27. Ils pleuraient avec ceux qui pleurent; ils se réjouissaient avec ceux qui se réjouissent. Ils savaient doucement donner à chacun la nourriture qui lui convenait; ils conservaient les bons, dont les vertus les remplissaient d’allégresse; car ils n’étaient pas dévorés par l’envie, mais leur cœur se dilatait dans l’ardeur de la charité pour le prochain, et surtout pour ceux qui leur étaient confiés.

28. Quant à ceux qui étaient pécheurs, il les retiraient du péché, en se prêtant à leur faiblesse et à leur infirmité par une sainte et vraie compassion; ils les corrigeaient des fautes où ils tombaient, et partageaient charitablement avec eux leur pénitence. L’amour qu’ils portaient à ces pénitents leur rendait la pénitence qu’ils donnaient plus pénible à eux-mêmes qu’à ceux qui la recevaient. Quelquefois même il y en avait qui s’en chargeaient réellement, surtout quand ils voyaient qu’elle répugnait trop à ceux qu’ils dirigeaient, et par ce moyen la rigueur de la pénitence devenait douce.

29. Ces bien-aimés ministres abaissaient humblement leur dignité devant ceux qui leur étaient soumis. Ils étaient les maîtres, et ils se faisaient les serviteurs; ils étaient exempts de toute infirmité, purs de tout mal, et ils se faisaient infirmes; ils étaient forts, et ils se faisaient faibles. Ils se montraient simples avec les simples, petits avec les petits, et savaient ainsi, par humilité et charité, se proportionner à tous, et donner à chacun la nourriture qui lui convenait.

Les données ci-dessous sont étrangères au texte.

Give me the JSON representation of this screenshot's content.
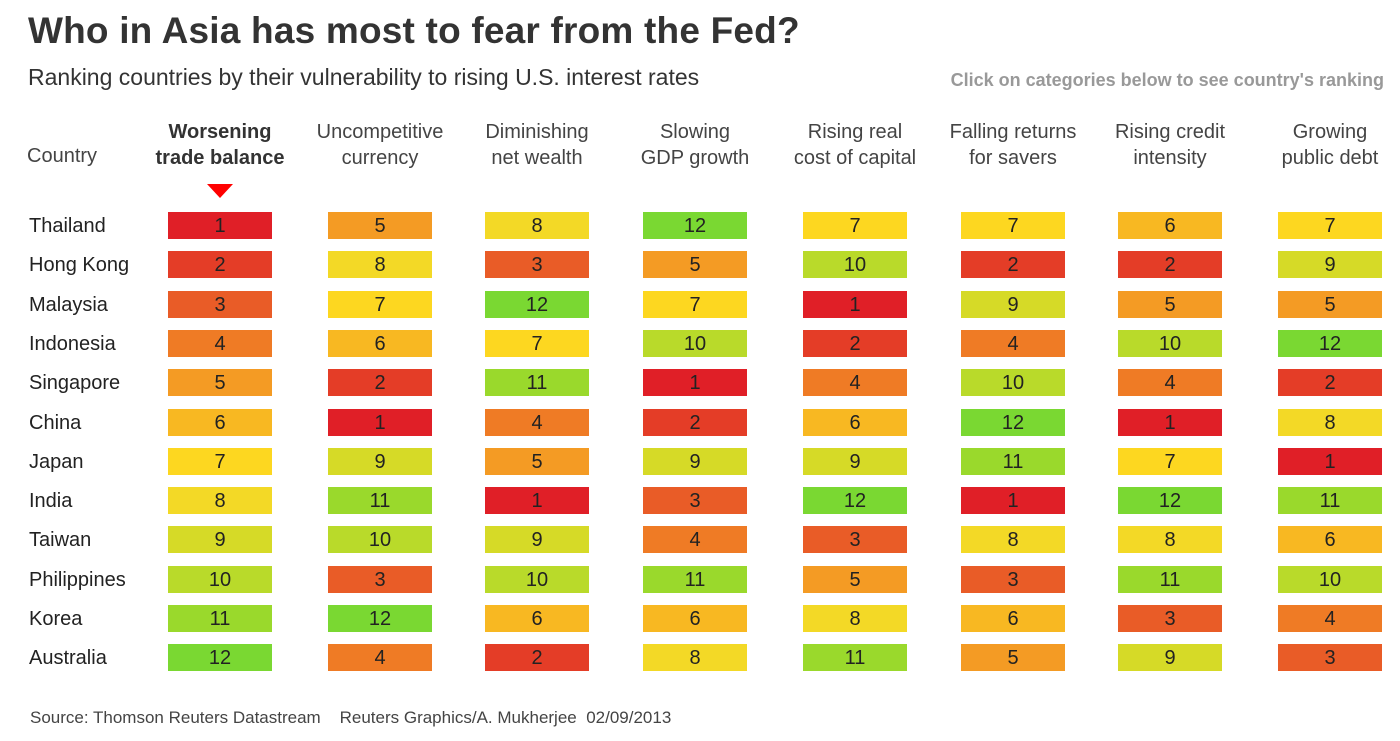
{
  "title": "Who in Asia has most to fear from the Fed?",
  "subtitle": "Ranking countries by their vulnerability to rising U.S. interest rates",
  "hint": "Click on categories below to see country's ranking",
  "source": "Source: Thomson Reuters Datastream    Reuters Graphics/A. Mukherjee  02/09/2013",
  "chart_data": {
    "type": "heatmap",
    "title": "Who in Asia has most to fear from the Fed?",
    "row_header": "Country",
    "active_category": 0,
    "categories": [
      [
        "Worsening",
        "trade balance"
      ],
      [
        "Uncompetitive",
        "currency"
      ],
      [
        "Diminishing",
        "net wealth"
      ],
      [
        "Slowing",
        "GDP growth"
      ],
      [
        "Rising real",
        "cost of capital"
      ],
      [
        "Falling returns",
        "for savers"
      ],
      [
        "Rising credit",
        "intensity"
      ],
      [
        "Growing",
        "public debt"
      ]
    ],
    "countries": [
      "Thailand",
      "Hong Kong",
      "Malaysia",
      "Indonesia",
      "Singapore",
      "China",
      "Japan",
      "India",
      "Taiwan",
      "Philippines",
      "Korea",
      "Australia"
    ],
    "values": [
      [
        1,
        5,
        8,
        12,
        7,
        7,
        6,
        7
      ],
      [
        2,
        8,
        3,
        5,
        10,
        2,
        2,
        9
      ],
      [
        3,
        7,
        12,
        7,
        1,
        9,
        5,
        5
      ],
      [
        4,
        6,
        7,
        10,
        2,
        4,
        10,
        12
      ],
      [
        5,
        2,
        11,
        1,
        4,
        10,
        4,
        2
      ],
      [
        6,
        1,
        4,
        2,
        6,
        12,
        1,
        8
      ],
      [
        7,
        9,
        5,
        9,
        9,
        11,
        7,
        1
      ],
      [
        8,
        11,
        1,
        3,
        12,
        1,
        12,
        11
      ],
      [
        9,
        10,
        9,
        4,
        3,
        8,
        8,
        6
      ],
      [
        10,
        3,
        10,
        11,
        5,
        3,
        11,
        10
      ],
      [
        11,
        12,
        6,
        6,
        8,
        6,
        3,
        4
      ],
      [
        12,
        4,
        2,
        8,
        11,
        5,
        9,
        3
      ]
    ],
    "color_scale": [
      "#e01f27",
      "#e43d27",
      "#e95c27",
      "#ef7b25",
      "#f49b24",
      "#f8b822",
      "#fdd720",
      "#f3d926",
      "#d6da27",
      "#b9da2a",
      "#9ad92c",
      "#7ad832"
    ],
    "marker_color": "#ff0000"
  }
}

30. Qu’est-ce qui les faisait agir de la sorte? La faim, le désir qu’ils avaient de mon honneur et du salut des âmes. Ils couraient pour se rassasier au banquet de la sainte Croix; ils ne fuyaient, ne refusaient aucune fatigue; mais, pleins de zèle pour les âmes, le bien de la sainte Église et l’expansion de la foi, ils se jetaient au milieu des épines de la tribulation et affrontaient tous les dangers avec une véritable patience, en m’offrant le parfum précieux de leur ardent désir et de leurs humbles et continuelles prières. Leurs larmes et leurs pleurs étaient un baume salutaire pour les plaies que le péché mortel avait faites au prochain, et ceux qui recevaient humblement ce remède précieux y trouvaient une santé parfaite.